Libby Leist, the NBC News senior vice president who oversees “Today,” said the interview was a success because of Guthrie’s tireless work ethic, which she has seen in action since they started working together in 2008 at the network’s Washington bureau.
“She approaches every assignment she gets the same way,” she said. “She’s going to think through every interview top to bottom and think through every question three or four different ways.”
Perseverance has served Guthrie well in the last decade. Viewers are seeing more of her as she guest hosts “Jeopardy!” for two weeks, which kicked off June 14. She’s also handling NBC’s coverage of the
July 23 opening ceremony of the Summer Olympics in Tokyo if they are not canceled due to COVID-19.
After doing “Today” for several months from her homes in Manhattan and upstate New York and the socially distanced “Today” studio, Guthrie has started hitting the road again.
She recently conducted newsmaking interviews in three cities over 36 hours: Brian Houston, founder of the scandal-plagued Hillsong Church; Rep. Liz Cheney of Wyoming, after she was ousted from her
Republican leadership role in Congress; and Ellen DeGeneres, following her decision to end her daytime talk show amid allegations that she ignored a toxic work environment.
Guthrie, who has spoken more openly about her Christian faith in recent years, said the whirlwind day and a half is where prayer can come in handy.
“The No. 1 thing I always pray for is to make sure that I come to an interview with sincerity and good faith, having done my homework,” she said. “I think that’s the best I can give to that person who agreed to be interviewed and may be in a difficult time.”
When difficult times hit “Today,” Guthrie has her own in-house crisis communications expert: her husband, Michael Feldman, managing director of the Glover Park Group and a former senior adviser to former Vice President Al Gore. (They have two children, Vale, 6 and Charley, 4.)
“I am a client, but I don’t have to pay,” Guthrie said. “He’s an amazing partner. I couldn’t have gotten through any of this without him. When I came to the ‘Today’ show, I turned that Google alert off. But Mike has it on because he’s always watching, making sure in case there’s anything we’ve got to worry about.”

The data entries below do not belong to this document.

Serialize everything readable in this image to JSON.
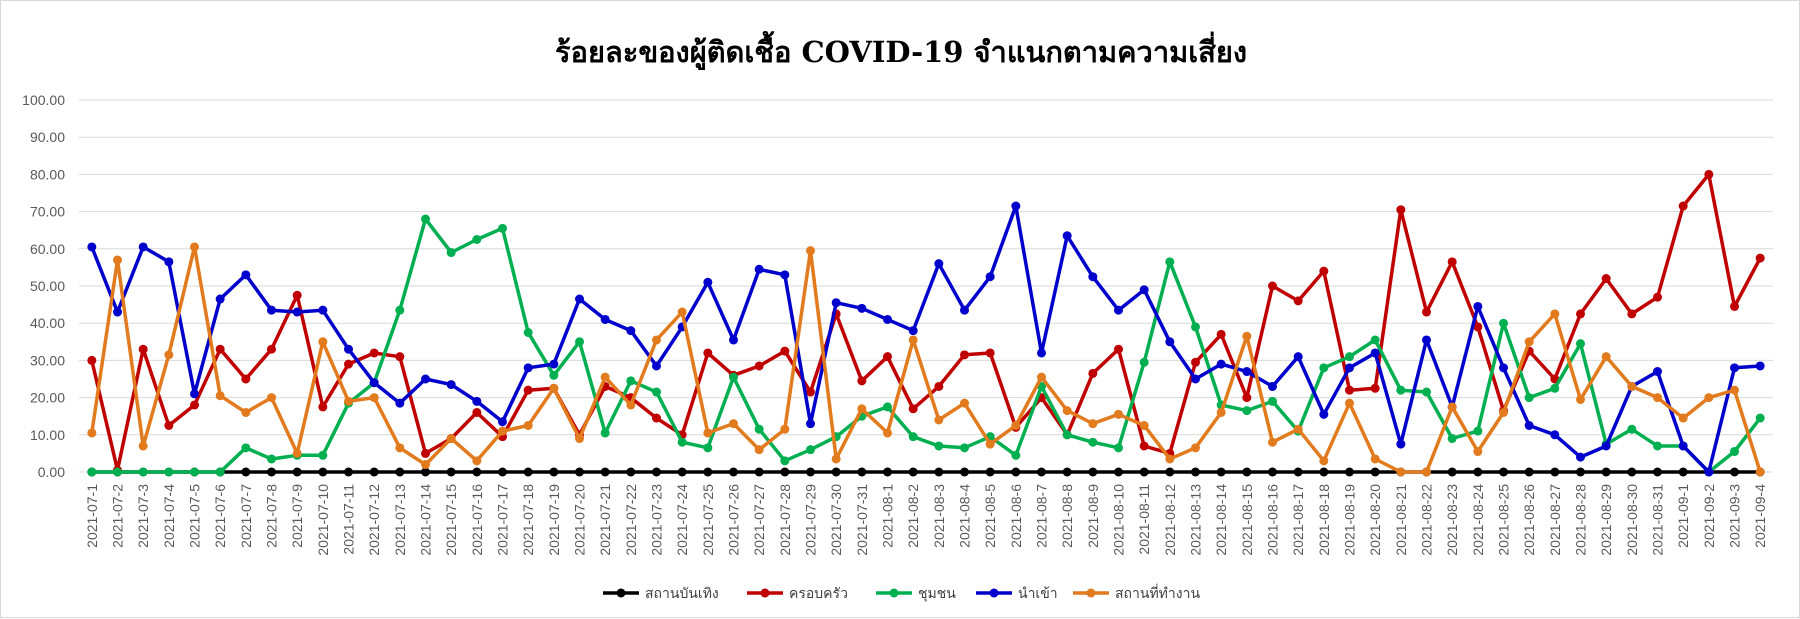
{
  "chart_data": {
    "type": "line",
    "title": "ร้อยละของผู้ติดเชื้อ COVID-19 จำแนกตามความเสี่ยง",
    "xlabel": "",
    "ylabel": "",
    "ylim": [
      0,
      100
    ],
    "yticks": [
      "0.00",
      "10.00",
      "20.00",
      "30.00",
      "40.00",
      "50.00",
      "60.00",
      "70.00",
      "80.00",
      "90.00",
      "100.00"
    ],
    "grid": "horizontal",
    "legend_position": "bottom",
    "x": [
      "2021-07-1",
      "2021-07-2",
      "2021-07-3",
      "2021-07-4",
      "2021-07-5",
      "2021-07-6",
      "2021-07-7",
      "2021-07-8",
      "2021-07-9",
      "2021-07-10",
      "2021-07-11",
      "2021-07-12",
      "2021-07-13",
      "2021-07-14",
      "2021-07-15",
      "2021-07-16",
      "2021-07-17",
      "2021-07-18",
      "2021-07-19",
      "2021-07-20",
      "2021-07-21",
      "2021-07-22",
      "2021-07-23",
      "2021-07-24",
      "2021-07-25",
      "2021-07-26",
      "2021-07-27",
      "2021-07-28",
      "2021-07-29",
      "2021-07-30",
      "2021-07-31",
      "2021-08-1",
      "2021-08-2",
      "2021-08-3",
      "2021-08-4",
      "2021-08-5",
      "2021-08-6",
      "2021-08-7",
      "2021-08-8",
      "2021-08-9",
      "2021-08-10",
      "2021-08-11",
      "2021-08-12",
      "2021-08-13",
      "2021-08-14",
      "2021-08-15",
      "2021-08-16",
      "2021-08-17",
      "2021-08-18",
      "2021-08-19",
      "2021-08-20",
      "2021-08-21",
      "2021-08-22",
      "2021-08-23",
      "2021-08-24",
      "2021-08-25",
      "2021-08-26",
      "2021-08-27",
      "2021-08-28",
      "2021-08-29",
      "2021-08-30",
      "2021-08-31",
      "2021-09-1",
      "2021-09-2",
      "2021-09-3",
      "2021-09-4"
    ],
    "series": [
      {
        "name": "สถานบันเทิง",
        "color": "#000000",
        "values": [
          0,
          0,
          0,
          0,
          0,
          0,
          0,
          0,
          0,
          0,
          0,
          0,
          0,
          0,
          0,
          0,
          0,
          0,
          0,
          0,
          0,
          0,
          0,
          0,
          0,
          0,
          0,
          0,
          0,
          0,
          0,
          0,
          0,
          0,
          0,
          0,
          0,
          0,
          0,
          0,
          0,
          0,
          0,
          0,
          0,
          0,
          0,
          0,
          0,
          0,
          0,
          0,
          0,
          0,
          0,
          0,
          0,
          0,
          0,
          0,
          0,
          0,
          0,
          0,
          0,
          0
        ]
      },
      {
        "name": "ครอบครัว",
        "color": "#C00000",
        "values": [
          30,
          0.5,
          33,
          12.5,
          18,
          33,
          25,
          33,
          47.5,
          17.5,
          29,
          32,
          31,
          5,
          9,
          16,
          9.5,
          22,
          22.5,
          10,
          23,
          20,
          14.5,
          10,
          32,
          26,
          28.5,
          32.5,
          21.5,
          42.5,
          24.5,
          31,
          17,
          23,
          31.5,
          32,
          12,
          20,
          10,
          26.5,
          33,
          7,
          5,
          29.5,
          37,
          20,
          50,
          46,
          54,
          22,
          22.5,
          70.5,
          43,
          56.5,
          39,
          16.5,
          32.5,
          25,
          42.5,
          52,
          42.5,
          47,
          71.5,
          80,
          44.5,
          57.5
        ]
      },
      {
        "name": "ชุมชน",
        "color": "#00B050",
        "values": [
          0,
          0,
          0,
          0,
          0,
          0,
          6.5,
          3.5,
          4.5,
          4.5,
          18.5,
          24,
          43.5,
          68,
          59,
          62.5,
          65.5,
          37.5,
          26,
          35,
          10.5,
          24.5,
          21.5,
          8,
          6.5,
          25.5,
          11.5,
          3,
          6,
          9.5,
          15,
          17.5,
          9.5,
          7,
          6.5,
          9.5,
          4.5,
          23,
          10,
          8,
          6.5,
          29.5,
          56.5,
          39,
          18,
          16.5,
          19,
          11,
          28,
          31,
          35.5,
          22,
          21.5,
          9,
          11,
          40,
          20,
          22.5,
          34.5,
          7.5,
          11.5,
          7,
          7,
          0,
          5.5,
          14.5
        ]
      },
      {
        "name": "นำเข้า",
        "color": "#0000CC",
        "values": [
          60.5,
          43,
          60.5,
          56.5,
          21,
          46.5,
          53,
          43.5,
          43,
          43.5,
          33,
          24,
          18.5,
          25,
          23.5,
          19,
          13.5,
          28,
          29,
          46.5,
          41,
          38,
          28.5,
          39,
          51,
          35.5,
          54.5,
          53,
          13,
          45.5,
          44,
          41,
          38,
          56,
          43.5,
          52.5,
          71.5,
          32,
          63.5,
          52.5,
          43.5,
          49,
          35,
          25,
          29,
          27,
          23,
          31,
          15.5,
          28,
          32,
          7.5,
          35.5,
          17.5,
          44.5,
          28,
          12.5,
          10,
          4,
          7,
          23,
          27,
          7,
          0,
          28,
          28.5
        ]
      },
      {
        "name": "สถานที่ทำงาน",
        "color": "#E27A1E",
        "values": [
          10.5,
          57,
          7,
          31.5,
          60.5,
          20.5,
          16,
          20,
          5,
          35,
          19,
          20,
          6.5,
          2,
          9,
          3,
          11,
          12.5,
          22.5,
          9,
          25.5,
          18,
          35.5,
          43,
          10.5,
          13,
          6,
          11.5,
          59.5,
          3.5,
          17,
          10.5,
          35.5,
          14,
          18.5,
          7.5,
          12.5,
          25.5,
          16.5,
          13,
          15.5,
          12.5,
          3.5,
          6.5,
          16,
          36.5,
          8,
          11.5,
          3,
          18.5,
          3.5,
          0,
          0,
          17.5,
          5.5,
          16,
          35,
          42.5,
          19.5,
          31,
          23,
          20,
          14.5,
          20,
          22,
          0
        ]
      }
    ]
  }
}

While hard-news interviews are Guthrie’s strong suit, she never watches them afterward. But she will occasionally review her Halloween performance on the program in which she re-created a scene from the musical movie “Grease.”
“That was probably one of my favorite moments on the show,” Guthrie said. “Because there’s no young lady coming of age in the late ’70s and early ’80s that didn’t want to be Sandy from ‘Grease’ in those black pants, doing that dance.”